Asked whether Jordan and Palestine are left alone against the so-called "deal of the century", referring to US President Donald Trump's long-delayed plan for Israeli-Palestinian peace, Safadi replied:

"The Arab stance with regards to the Palestinian issue is united and reinforced by several Arab meetings and summits, the last of which was held in Saudi Arabia, before the Arab League meeting."

Safadi said a high-level ministerial meeting was held at the United Nations in support of UNRWA, the agency that aids Palestinian refugees. 

"It was very well attended and the support of UNRWA was evident through the political speeches and financial pledges that will help the agency overcome budget deficiency which amounted to $20 million in 2019."

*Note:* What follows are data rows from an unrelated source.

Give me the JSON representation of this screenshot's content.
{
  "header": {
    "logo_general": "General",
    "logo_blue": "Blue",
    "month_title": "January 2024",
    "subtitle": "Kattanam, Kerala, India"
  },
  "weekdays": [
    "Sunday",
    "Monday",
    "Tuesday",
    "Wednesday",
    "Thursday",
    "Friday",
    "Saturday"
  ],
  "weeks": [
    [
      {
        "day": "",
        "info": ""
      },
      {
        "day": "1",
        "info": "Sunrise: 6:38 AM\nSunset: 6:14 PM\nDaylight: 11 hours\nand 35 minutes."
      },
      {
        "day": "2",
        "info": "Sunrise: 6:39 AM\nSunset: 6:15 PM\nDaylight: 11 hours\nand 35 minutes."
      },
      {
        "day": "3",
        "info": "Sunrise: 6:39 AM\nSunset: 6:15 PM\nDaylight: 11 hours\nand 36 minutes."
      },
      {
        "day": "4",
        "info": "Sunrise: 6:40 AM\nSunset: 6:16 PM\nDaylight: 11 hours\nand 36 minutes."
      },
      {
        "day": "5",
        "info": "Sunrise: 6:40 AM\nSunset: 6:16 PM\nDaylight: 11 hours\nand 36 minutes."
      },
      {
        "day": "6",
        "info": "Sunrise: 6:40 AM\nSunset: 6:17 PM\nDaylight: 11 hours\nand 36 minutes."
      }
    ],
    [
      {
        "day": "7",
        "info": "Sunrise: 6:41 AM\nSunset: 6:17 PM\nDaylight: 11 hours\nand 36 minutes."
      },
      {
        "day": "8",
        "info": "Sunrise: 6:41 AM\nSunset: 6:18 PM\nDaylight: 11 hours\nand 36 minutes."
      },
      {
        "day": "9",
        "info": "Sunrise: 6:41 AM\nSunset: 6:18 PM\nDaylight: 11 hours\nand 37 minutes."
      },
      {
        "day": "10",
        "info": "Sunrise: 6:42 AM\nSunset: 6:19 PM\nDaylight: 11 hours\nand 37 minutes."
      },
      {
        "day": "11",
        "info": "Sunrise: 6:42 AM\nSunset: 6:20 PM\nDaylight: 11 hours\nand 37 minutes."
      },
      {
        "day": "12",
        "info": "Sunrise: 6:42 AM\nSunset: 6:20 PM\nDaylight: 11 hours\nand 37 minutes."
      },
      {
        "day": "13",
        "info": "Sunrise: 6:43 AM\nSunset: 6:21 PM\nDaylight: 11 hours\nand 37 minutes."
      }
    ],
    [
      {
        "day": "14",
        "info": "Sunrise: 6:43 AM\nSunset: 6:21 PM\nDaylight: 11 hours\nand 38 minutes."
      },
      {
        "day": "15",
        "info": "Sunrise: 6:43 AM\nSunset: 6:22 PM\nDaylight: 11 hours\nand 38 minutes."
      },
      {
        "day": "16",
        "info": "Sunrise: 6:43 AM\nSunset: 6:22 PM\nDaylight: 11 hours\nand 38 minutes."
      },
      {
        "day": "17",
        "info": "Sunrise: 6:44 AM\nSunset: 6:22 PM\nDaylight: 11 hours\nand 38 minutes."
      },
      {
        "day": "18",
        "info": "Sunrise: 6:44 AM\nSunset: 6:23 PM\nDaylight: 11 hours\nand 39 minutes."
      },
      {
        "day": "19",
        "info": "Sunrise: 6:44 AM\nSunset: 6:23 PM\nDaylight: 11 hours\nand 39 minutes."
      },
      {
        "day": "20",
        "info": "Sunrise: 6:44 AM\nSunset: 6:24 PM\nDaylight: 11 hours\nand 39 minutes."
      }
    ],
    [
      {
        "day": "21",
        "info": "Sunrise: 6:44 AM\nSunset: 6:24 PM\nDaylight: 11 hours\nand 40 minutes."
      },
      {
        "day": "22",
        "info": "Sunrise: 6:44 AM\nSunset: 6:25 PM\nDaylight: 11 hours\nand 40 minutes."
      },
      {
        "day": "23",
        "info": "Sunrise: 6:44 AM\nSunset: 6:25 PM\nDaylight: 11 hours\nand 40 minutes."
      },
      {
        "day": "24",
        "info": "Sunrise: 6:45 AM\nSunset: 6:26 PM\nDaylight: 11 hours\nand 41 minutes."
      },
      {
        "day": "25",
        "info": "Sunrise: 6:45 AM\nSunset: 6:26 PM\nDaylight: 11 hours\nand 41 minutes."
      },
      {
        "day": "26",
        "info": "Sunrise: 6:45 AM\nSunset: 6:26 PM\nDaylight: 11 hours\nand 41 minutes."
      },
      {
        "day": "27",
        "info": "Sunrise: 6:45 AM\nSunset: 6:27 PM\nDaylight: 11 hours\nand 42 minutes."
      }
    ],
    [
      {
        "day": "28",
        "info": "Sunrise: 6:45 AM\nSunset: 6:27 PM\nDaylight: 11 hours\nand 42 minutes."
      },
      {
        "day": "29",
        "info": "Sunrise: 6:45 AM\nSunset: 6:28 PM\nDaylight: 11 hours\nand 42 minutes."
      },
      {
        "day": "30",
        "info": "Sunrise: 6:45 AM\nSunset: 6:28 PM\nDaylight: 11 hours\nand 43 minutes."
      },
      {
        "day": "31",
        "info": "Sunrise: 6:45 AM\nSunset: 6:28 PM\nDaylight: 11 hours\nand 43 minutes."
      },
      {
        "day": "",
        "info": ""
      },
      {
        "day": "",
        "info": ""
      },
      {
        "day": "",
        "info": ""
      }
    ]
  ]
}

Bouteflika's inner circle face 120 years in prison

An Algerian court has sentenced seven leading figures in the former government of toppled president Abdelaziz Bouteflika to a total of 120 years in jail, Echourouk El-Yawmi reported.

"Too bad that they had to be punished at this old age," the newspaper said, implying that the convicted would most likely die in prison before finishing their sentences.

Among those convicted was Said Bouteflika, the younger brother of the ousted president and the so-called "President’s Maker", who was believed to have been the country's defacto ruler since the elder Bouteflika's health deteriorated following a stroke in 2013.

The military court ruling against the seven defendants was not just a "condemnation of Bouteflika's regime", which began in 1999, but also a "political and criminal condemnation of a regime abhorred by the majority of Algerians since the early 1990s, during the generals' coup," the newspaper wrote.

Kuwait offers mediation in Yemen

Kuwait declared itself ready once again to host fresh Yemeni peace talks similar to the failed negotiations that took place in 2016, according to Saudi newspaper Al-Sharq Al-Awsat

Kuwait reiterated its condemnation of the attacks on Saudi oil plants, and its full support for all measures taken by the kingdom to maintain its security and stability.

Kuwait also called on the international community to shoulder its responsibilities towards protecting and securing freedom of navigation in the Gulf region, previously subject to series of sabotage attacks.